Advanced Computing in the Age of AI | Friday, August 12, 2022

Greenpeace Lauds Salesforce Energy Commitment 

Environmental advocacy organization Greenpeace has lauded cloud-sharing service Salesforce for sharing their energy information and committing to fuel a portion of their data center activity with renewable energy.

Sharing one’s data can be an important step in opening the energy efficiency computing conversation. At this week’s The Green Grid Forum, eBay delivered a keynote address introducing their essential efficiency data-sharing dashboard, which we will discuss in more detail on Friday.

In the meantime, environmental advocacy organization Greenpeace has lauded cloud-sharing service Salesforce for sharing their energy information and committing to fuel a portion of their data center activity with renewable energy.

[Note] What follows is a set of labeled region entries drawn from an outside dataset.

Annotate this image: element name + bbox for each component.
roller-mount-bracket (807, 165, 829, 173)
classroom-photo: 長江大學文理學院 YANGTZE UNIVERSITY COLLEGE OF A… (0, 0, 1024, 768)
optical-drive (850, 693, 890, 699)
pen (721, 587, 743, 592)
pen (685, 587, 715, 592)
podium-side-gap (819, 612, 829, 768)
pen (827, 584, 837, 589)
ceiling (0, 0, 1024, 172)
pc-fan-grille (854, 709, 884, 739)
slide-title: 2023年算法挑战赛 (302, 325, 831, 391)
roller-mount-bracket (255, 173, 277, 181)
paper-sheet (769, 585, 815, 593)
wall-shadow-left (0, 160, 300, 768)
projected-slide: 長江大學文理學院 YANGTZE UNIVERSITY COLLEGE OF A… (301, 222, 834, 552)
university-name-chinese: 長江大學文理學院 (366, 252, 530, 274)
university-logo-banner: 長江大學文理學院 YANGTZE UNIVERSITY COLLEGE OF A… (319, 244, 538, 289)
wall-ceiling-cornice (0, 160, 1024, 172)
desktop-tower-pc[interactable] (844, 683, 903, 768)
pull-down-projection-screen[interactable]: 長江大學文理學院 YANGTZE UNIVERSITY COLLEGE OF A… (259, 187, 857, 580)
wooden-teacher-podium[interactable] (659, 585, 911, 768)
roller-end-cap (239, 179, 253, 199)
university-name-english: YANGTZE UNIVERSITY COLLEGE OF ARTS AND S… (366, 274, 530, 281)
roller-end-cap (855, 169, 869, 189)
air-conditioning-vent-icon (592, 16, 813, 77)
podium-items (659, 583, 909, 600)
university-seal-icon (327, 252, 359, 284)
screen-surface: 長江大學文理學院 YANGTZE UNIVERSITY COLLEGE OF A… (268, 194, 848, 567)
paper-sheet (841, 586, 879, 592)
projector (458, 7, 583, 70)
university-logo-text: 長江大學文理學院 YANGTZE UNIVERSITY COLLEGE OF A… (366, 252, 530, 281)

Greenpeace recognizes that data center efficiency will become an increasing concern as the volume of data and the facilities built to house and process that data continues to grow. Reportedly, electricity used by those data centers grew 14 percent in 2012 and is projected to rise by another ten percent this year.

That the projected growth is at least slowing is an encouraging sign as new data centers increase their focus on improving metrics such as Power Usage Efficiency. From a usage standpoint, however, Salesforce is growing at even faster pace, with their emissions according to Greenpeace increasing by 50 percent in the last year. As such, their announcement to invest in using renewable energy to power their data centers is being met with enthusiasm from Greenpeace.

Specifically, Salesforce announced that in the coming year they plan to take four steps in promoting cleaner energy. Those four steps, according to Salesforce, include “adopting a data-center siting policy that states a preference for access to clean and renewable energy supply, researching energy efficiency and renewable energy solutions for our future data centers, encouraging our data center energy providers to increase the supply of renewable energy, and convening peers, sustainability specialists and energy experts around data center energy issues.”

It is this fourth point that implies a sharing of information with other companies, the likes of which eBay is also doing this week. Creating a community similar to that of the open source developments that drive a significant amount of Hadoop advancements in the big data sector would be an important step to realizing energy efficient computing as a shared goal.

Greenpeace criticized other cloud sharing service companies such as Microsoft and Amazon for not yet revealing the environmental impact of their servers and facilities.

As the community grows, so too presumably will the amount of large scale cloud companies who invest in green computing ideals. Salesforce is taking a necessary step toward that and Greenpeace is going their job in promoting it.